The role of HIF-1α in tumour growth and metastasis at sub-cutaneous and orthotopic sites

Natalie Burrows, Muhammad Babur, Brian Telfor, Kaye Williams. University of Manchester, Manchester, Lanchashire, United Kingdom.

Background: Intratumoural hypoxia is associated with aggressive and metastatic phenotypes. The transcription factor HIF-1α is a key regulator of hypoxia, inducing the expression of genes which collectively, promote tumour cell growth and metastasis. We have generated a dominant negative variant of HIF-1α (DN-HIF) that blocks HIF-1 dependent gene transcription. The DN-HIF variant, along with an empty vector control (EV), contains an EGFP tag for experimental analysis. The dominant-negative and empty vector was stably transfected into HT1080 (fibrosarcoma) and MDA-231 (breast carcinoma) cell lines.

Aims: a) To develop and compare models of tumour growth and metastasis from sub-cutaneous and orthotopic sites and b) to explore the effect of DN-HIF expression on tumour growth and metastasis.

Results: In vitro luciferase reporter assays showed HIF-1α activity was inhibited in cells expressing DN-HIF. Scratch wound migration assays revealed migration was inhibited in DN-HIF expressing cells. In vivo analysis showed that EV and DN-HIF cells did not grow uniformly at the sub-cutaneous site compared to WT cells and cells implanted at orthotopic sites. Orthotopic tumours established quicker and displayed a higher metastatic potential than sub-cutaneous tumours. Orthotopic DN-HIF tumours showed a lower level of lung metastasis compared to control tumours. Orthotopic DN-HIF tumours established slower and displayed lower levels of hypoxic markers e.g. CA-9, LOX compared to control tumours. Orthotopic DN-HIF tumours were less dense and highly necrotic compared to controls.

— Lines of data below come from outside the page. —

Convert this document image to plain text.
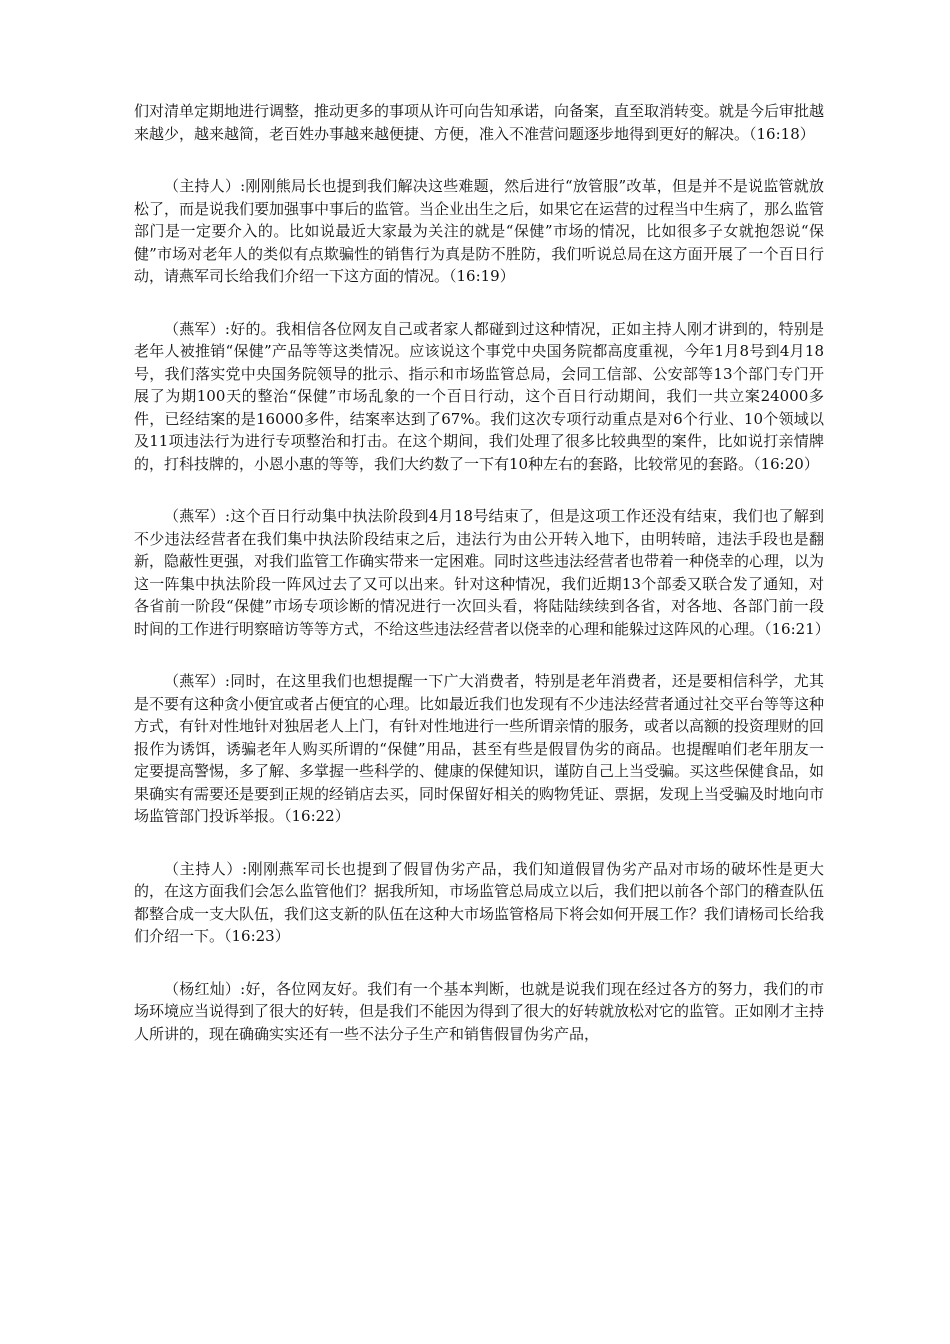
们对清单定期地进行调整，推动更多的事项从许可向告知承诺，向备案，直至取消转变。就是今后审批越来越少，越来越简，老百姓办事越来越便捷、方便，准入不准营问题逐步地得到更好的解决。（16:18）

（主持人）:刚刚熊局长也提到我们解决这些难题，然后进行“放管服”改革，但是并不是说监管就放松了，而是说我们要加强事中事后的监管。当企业出生之后，如果它在运营的过程当中生病了，那么监管部门是一定要介入的。比如说最近大家最为关注的就是“保健”市场的情况，比如很多子女就抱怨说“保健”市场对老年人的类似有点欺骗性的销售行为真是防不胜防，我们听说总局在这方面开展了一个百日行动，请燕军司长给我们介绍一下这方面的情况。（16:19）

（燕军）:好的。我相信各位网友自己或者家人都碰到过这种情况，正如主持人刚才讲到的，特别是老年人被推销“保健”产品等等这类情况。应该说这个事党中央国务院都高度重视，今年1月8号到4月18号，我们落实党中央国务院领导的批示、指示和市场监管总局，会同工信部、公安部等13个部门专门开展了为期100天的整治“保健”市场乱象的一个百日行动，这个百日行动期间，我们一共立案24000多件，已经结案的是16000多件，结案率达到了67%。我们这次专项行动重点是对6个行业、10个领域以及11项违法行为进行专项整治和打击。在这个期间，我们处理了很多比较典型的案件，比如说打亲情牌的，打科技牌的，小恩小惠的等等，我们大约数了一下有10种左右的套路，比较常见的套路。（16:20）

（燕军）:这个百日行动集中执法阶段到4月18号结束了，但是这项工作还没有结束，我们也了解到不少违法经营者在我们集中执法阶段结束之后，违法行为由公开转入地下，由明转暗，违法手段也是翻新，隐蔽性更强，对我们监管工作确实带来一定困难。同时这些违法经营者也带着一种侥幸的心理，以为这一阵集中执法阶段一阵风过去了又可以出来。针对这种情况，我们近期13个部委又联合发了通知，对各省前一阶段“保健”市场专项诊断的情况进行一次回头看，将陆陆续续到各省，对各地、各部门前一段时间的工作进行明察暗访等等方式，不给这些违法经营者以侥幸的心理和能躲过这阵风的心理。（16:21）

（燕军）:同时，在这里我们也想提醒一下广大消费者，特别是老年消费者，还是要相信科学，尤其是不要有这种贪小便宜或者占便宜的心理。比如最近我们也发现有不少违法经营者通过社交平台等等这种方式，有针对性地针对独居老人上门，有针对性地进行一些所谓亲情的服务，或者以高额的投资理财的回报作为诱饵，诱骗老年人购买所谓的“保健”用品，甚至有些是假冒伪劣的商品。也提醒咱们老年朋友一定要提高警惕，多了解、多掌握一些科学的、健康的保健知识，谨防自己上当受骗。买这些保健食品，如果确实有需要还是要到正规的经销店去买，同时保留好相关的购物凭证、票据，发现上当受骗及时地向市场监管部门投诉举报。（16:22）

（主持人）:刚刚燕军司长也提到了假冒伪劣产品，我们知道假冒伪劣产品对市场的破坏性是更大的，在这方面我们会怎么监管他们？据我所知，市场监管总局成立以后，我们把以前各个部门的稽查队伍都整合成一支大队伍，我们这支新的队伍在这种大市场监管格局下将会如何开展工作？我们请杨司长给我们介绍一下。（16:23）

（杨红灿）:好，各位网友好。我们有一个基本判断，也就是说我们现在经过各方的努力，我们的市场环境应当说得到了很大的好转，但是我们不能因为得到了很大的好转就放松对它的监管。正如刚才主持人所讲的，现在确确实实还有一些不法分子生产和销售假冒伪劣产品，
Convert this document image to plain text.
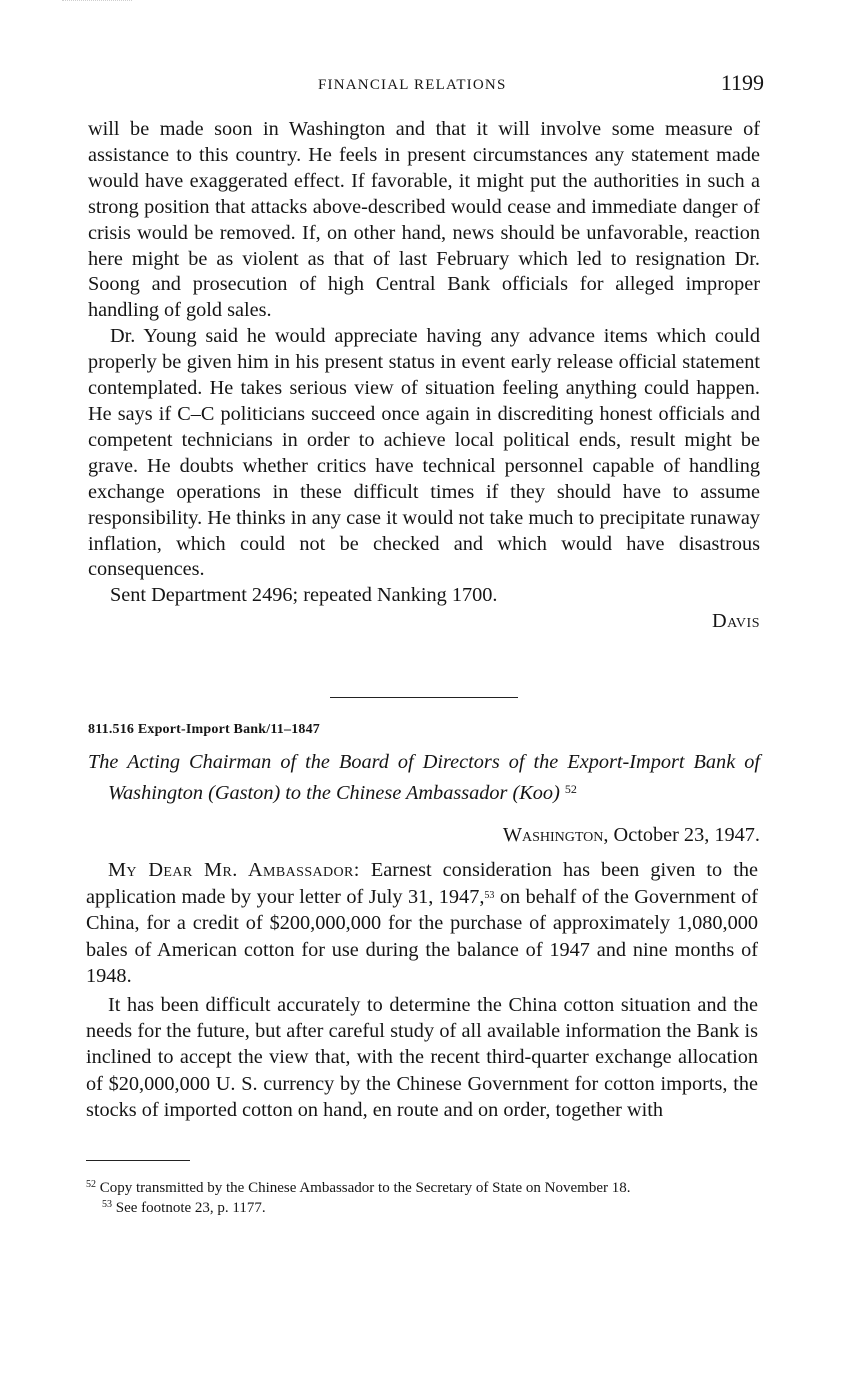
FINANCIAL RELATIONS	1199

will be made soon in Washington and that it will involve some measure of assistance to this country. He feels in present circumstances any statement made would have exaggerated effect. If favorable, it might put the authorities in such a strong position that attacks above-described would cease and immediate danger of crisis would be removed. If, on other hand, news should be unfavorable, reaction here might be as violent as that of last February which led to resignation Dr. Soong and prosecution of high Central Bank officials for alleged improper handling of gold sales.

Dr. Young said he would appreciate having any advance items which could properly be given him in his present status in event early release official statement contemplated. He takes serious view of situation feeling anything could happen. He says if C–C politicians succeed once again in discrediting honest officials and competent technicians in order to achieve local political ends, result might be grave. He doubts whether critics have technical personnel capable of handling exchange operations in these difficult times if they should have to assume responsibility. He thinks in any case it would not take much to precipitate runaway inflation, which could not be checked and which would have disastrous consequences.

Sent Department 2496; repeated Nanking 1700.

Davis

811.516 Export-Import Bank/11–1847
The Acting Chairman of the Board of Directors of the Export-Import Bank of Washington (Gaston) to the Chinese Ambassador (Koo) $^{52}$
Washington, October 23, 1947.

My Dear Mr. Ambassador: Earnest consideration has been given to the application made by your letter of July 31, 1947,53 on behalf of the Government of China, for a credit of $200,000,000 for the purchase of approximately 1,080,000 bales of American cotton for use during the balance of 1947 and nine months of 1948.

It has been difficult accurately to determine the China cotton situation and the needs for the future, but after careful study of all available information the Bank is inclined to accept the view that, with the recent third-quarter exchange allocation of $20,000,000 U. S. currency by the Chinese Government for cotton imports, the stocks of imported cotton on hand, en route and on order, together with

$^{52}$ Copy transmitted by the Chinese Ambassador to the Secretary of State on November 18.

$^{53}$ See footnote 23, p. 1177.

Conclusions: Orthotopic tumours are a more reliable and realistic model of cancer growth and metastasis compared to routinely used sub-cutaneous models. HIF-1α is a vital component of tumour growth and metastasis, shown by the ability of DN-HIF to inhibit migration, reduce metastasis and reduce expression of hypoxic markers. DN-HIF represents.